There was no “best of” compilation following series 7. Whether commissioned and abandoned following the events of the run is unknown, though it would have been a tough job putting it together given the variable quality and the huge changes in the content and style of the show over the run. There were also no further explorations of the archives, perhaps given the show was to be given a complete relaunch in October.
The Best of Noel’s House Party (26/03/00)
Two half hour compilations of House Party series 8 did however get made – presumably commissioned at the start of the run in a show of confidence in the new format. There could however be no clearer display of how low the show’s stock had fallen than their eventual transmission over two consecutive Sunday mornings on BBC One in March 2000, a year after the show ended, in the hallowed slot between The Heaven and Earth Show and Countryfile. The timing would indicate that they had been left on the shelf and were only transmitted then either due to their rights period expiring or the imminent end of Noel’s BBC contract.

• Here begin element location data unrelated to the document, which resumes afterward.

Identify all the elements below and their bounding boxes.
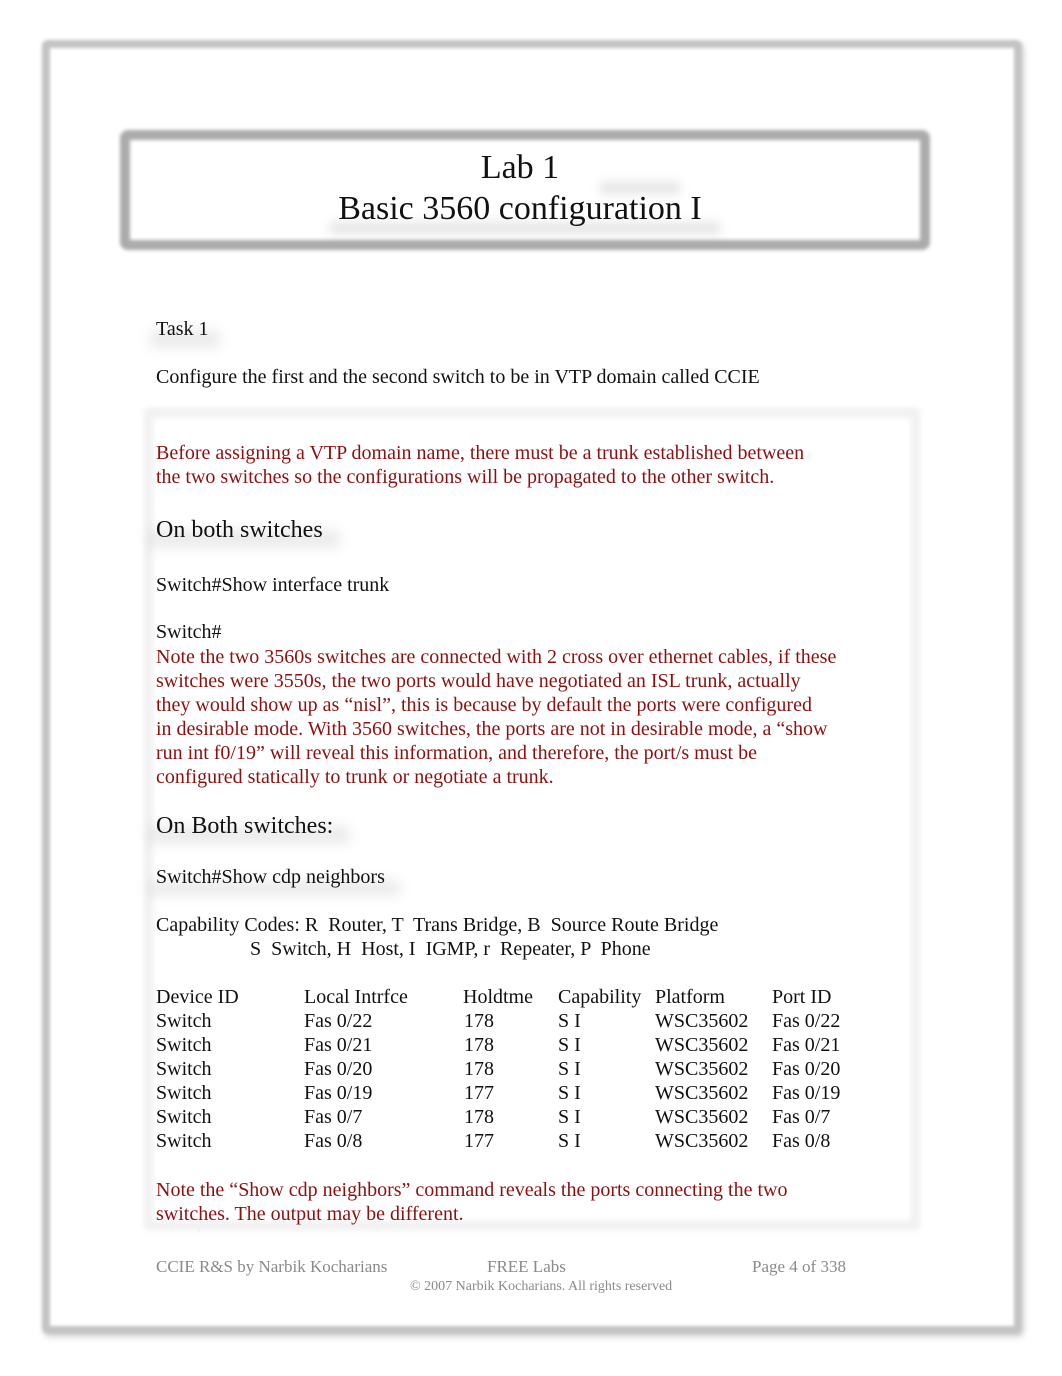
holdtime-cell: 177 <box>464 1130 494 1152</box>
local-interface-cell: Fas 0/7 <box>304 1106 363 1128</box>
local-interface-cell: Fas 0/8 <box>304 1130 363 1152</box>
column-header: Port ID <box>772 986 832 1008</box>
platform-cell: WSC35602 <box>655 1130 749 1152</box>
task-description: Configure the first and the second switc… <box>156 366 760 388</box>
trunk-note-line: in desirable mode. With 3560 switches, t… <box>156 718 828 740</box>
device-id-cell: Switch <box>156 1034 212 1056</box>
trunk-note-line: Note the two 3560s switches are connecte… <box>156 646 837 668</box>
capability-cell: S I <box>558 1130 581 1152</box>
platform-cell: WSC35602 <box>655 1034 749 1056</box>
footer-page-number: Page 4 of 338 <box>752 1257 846 1276</box>
holdtime-cell: 177 <box>464 1082 494 1104</box>
cdp-note-line: Note the “Show cdp neighbors” command re… <box>156 1179 788 1201</box>
section-heading-on-both-switches: On both switches <box>156 517 323 543</box>
capability-cell: S I <box>558 1082 581 1104</box>
lab-number: Lab 1 <box>480 149 560 186</box>
holdtime-cell: 178 <box>464 1106 494 1128</box>
column-header: Platform <box>655 986 725 1008</box>
platform-cell: WSC35602 <box>655 1058 749 1080</box>
footer-author: CCIE R&S by Narbik Kocharians <box>156 1257 388 1276</box>
column-header: Holdtme <box>463 986 533 1008</box>
device-id-cell: Switch <box>156 1082 212 1104</box>
platform-cell: WSC35602 <box>655 1082 749 1104</box>
capability-codes-line: Capability Codes: R Router, T Trans Brid… <box>156 914 719 936</box>
device-id-cell: Switch <box>156 1058 212 1080</box>
device-id-cell: Switch <box>156 1010 212 1032</box>
footer-copyright: © 2007 Narbik Kocharians. All rights res… <box>410 1279 673 1294</box>
port-id-cell: Fas 0/21 <box>772 1034 841 1056</box>
lab-title: Lab 1 Basic 3560 configuration I <box>120 130 920 250</box>
column-header: Local Intrfce <box>304 986 408 1008</box>
command-show-cdp-neighbors: Switch#Show cdp neighbors <box>156 866 385 888</box>
intro-note-line: Before assigning a VTP domain name, ther… <box>156 442 805 464</box>
platform-cell: WSC35602 <box>655 1106 749 1128</box>
holdtime-cell: 178 <box>464 1010 494 1032</box>
lab-name: Basic 3560 configuration I <box>338 190 702 227</box>
command-prompt: Switch# <box>156 621 222 643</box>
command-show-interface-trunk: Switch#Show interface trunk <box>156 574 390 596</box>
section-heading-on-both-switches-2: On Both switches: <box>156 813 334 839</box>
capability-cell: S I <box>558 1058 581 1080</box>
local-interface-cell: Fas 0/21 <box>304 1034 373 1056</box>
column-header: Device ID <box>156 986 239 1008</box>
trunk-note-line: they would show up as “nisl”, this is be… <box>156 694 812 716</box>
local-interface-cell: Fas 0/19 <box>304 1082 373 1104</box>
intro-note-line: the two switches so the configurations w… <box>156 466 775 488</box>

One was a retrospective on NTV’s “Gullible Travellers” and the other was a series 8 highlights package. The ending was a more polished edit of the closing montage from the final show, incorporating more archive clips and Noel’s farewell speech, and even brief snapshots of Gotchas from the Saturday Roadshow – possibly inadvertently taken from some of the earlier Gotcha compilations. Sandwiched between religion and rural affairs means it was unlikely most viewers even knew these compilations existed – which was probably the intention.